Arriveranno in seguito alla valutazione ministeriale della programmazione triennale presentata dall’Ateneo catanese, valida per il trienno 2016-18, e per il quale è riuscito ad ottenere l’84% della somma inizialmente richiesta.

Sarà pari a 3,2 milioni di euro la nuova linfa che entrerà nelle casse dell’Università degli Studi di Catania in seguito all’ammontare della cifra richiesta per il piano triennale che, grazie ad un co-finanziamento dello stesso Ateneo siculo, porterà all’espletazione di tre nuove “azioni“. Tali attività riguarderanno in particolare l’orientamento in entrare, itinere ed uscita, il potenziamento dell’internazionalizzazione e la formazione dei docenti in termini di qualità della didattica e competenza trasversali degli studenti.
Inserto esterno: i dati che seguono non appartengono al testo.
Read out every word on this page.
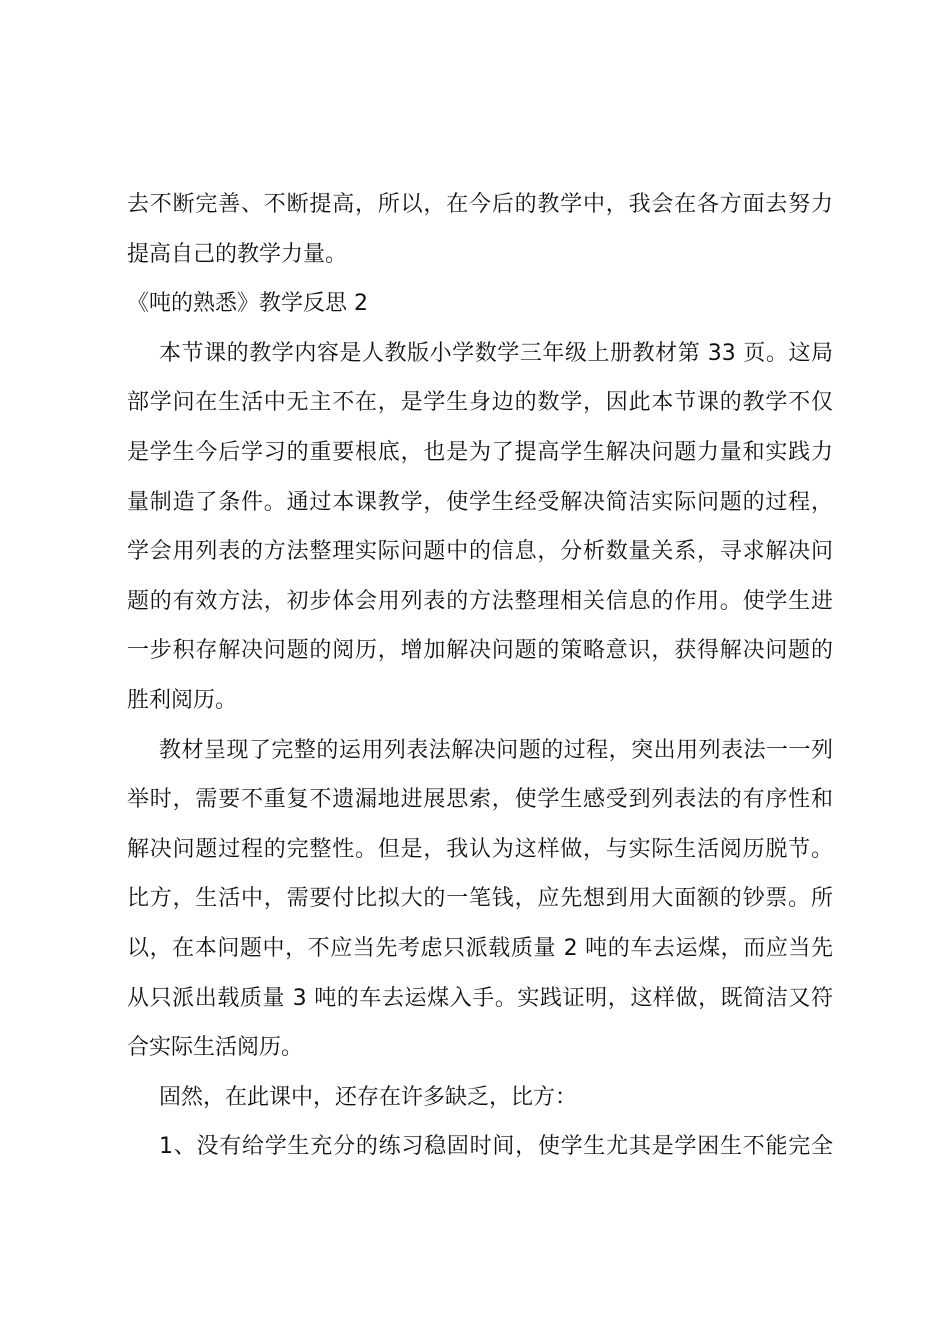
去不断完善、不断提高，所以，在今后的教学中，我会在各方面去努力
提高自己的教学力量。
《吨的熟悉》教学反思 2
本节课的教学内容是人教版小学数学三年级上册教材第 33 页。这局
部学问在生活中无主不在，是学生身边的数学，因此本节课的教学不仅
是学生今后学习的重要根底，也是为了提高学生解决问题力量和实践力
量制造了条件。通过本课教学，使学生经受解决简洁实际问题的过程，
学会用列表的方法整理实际问题中的信息，分析数量关系，寻求解决问
题的有效方法，初步体会用列表的方法整理相关信息的作用。使学生进
一步积存解决问题的阅历，增加解决问题的策略意识，获得解决问题的
胜利阅历。
教材呈现了完整的运用列表法解决问题的过程，突出用列表法一一列
举时，需要不重复不遗漏地进展思索，使学生感受到列表法的有序性和
解决问题过程的完整性。但是，我认为这样做，与实际生活阅历脱节。
比方，生活中，需要付比拟大的一笔钱，应先想到用大面额的钞票。所
以，在本问题中，不应当先考虑只派载质量 2 吨的车去运煤，而应当先
从只派出载质量 3 吨的车去运煤入手。实践证明，这样做，既简洁又符
合实际生活阅历。
固然，在此课中，还存在许多缺乏，比方：
1、没有给学生充分的练习稳固时间，使学生尤其是学困生不能完全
  • Orientamento in ingresso, itinere ed uscita ai fini della riduzione della dispersione (accordati 1.576.000 euro, pari all’80% della richiesta) per le attività di tutorato senior, i progetti MatIta e Incipit e le attività del Cinap per il sostegno a studenti con disabilità;
  • Potenziamento della internazionalizzazione (accordati 1.130.000 Euro, pari all’80% della richiesta) per attività di erogazione di corsi di lingua italiana per studenti stranieri, per il potenziamento di convenzioni per alloggi per studenti stranieri e la card e dell’area in lingua straniera del sito web, per incentivi ai Dipartimenti per favorire mobilità e convenzioni con Atenei esteri e per il sostegno alla mobilità degli studenti;
  • Erogazione di attività di formazione rivolte a docenti per migliorare la qualità della didattica e rafforzare le competenze trasversali degli studenti (accordati 720.000 Euro, pari al 100% di quanto richiesto) per seminari formativi ai docenti, ai tutor e ai presidenti di corso di studio per la diffusione di metodologie didattiche innovative, per il potenziamento di pratiche didattiche specifiche per gli studenti del primo anno di università e per attività di aggiornamento normativo e diffusione di best practices.

In particolare, come dichiarato dallo stesso Ateneo “Quest’ultima azione rappresenta una “novità” nell’ambito dei piani triennali e nelle prossime settimane le specifiche attività saranno presentate alla comunità accademica“.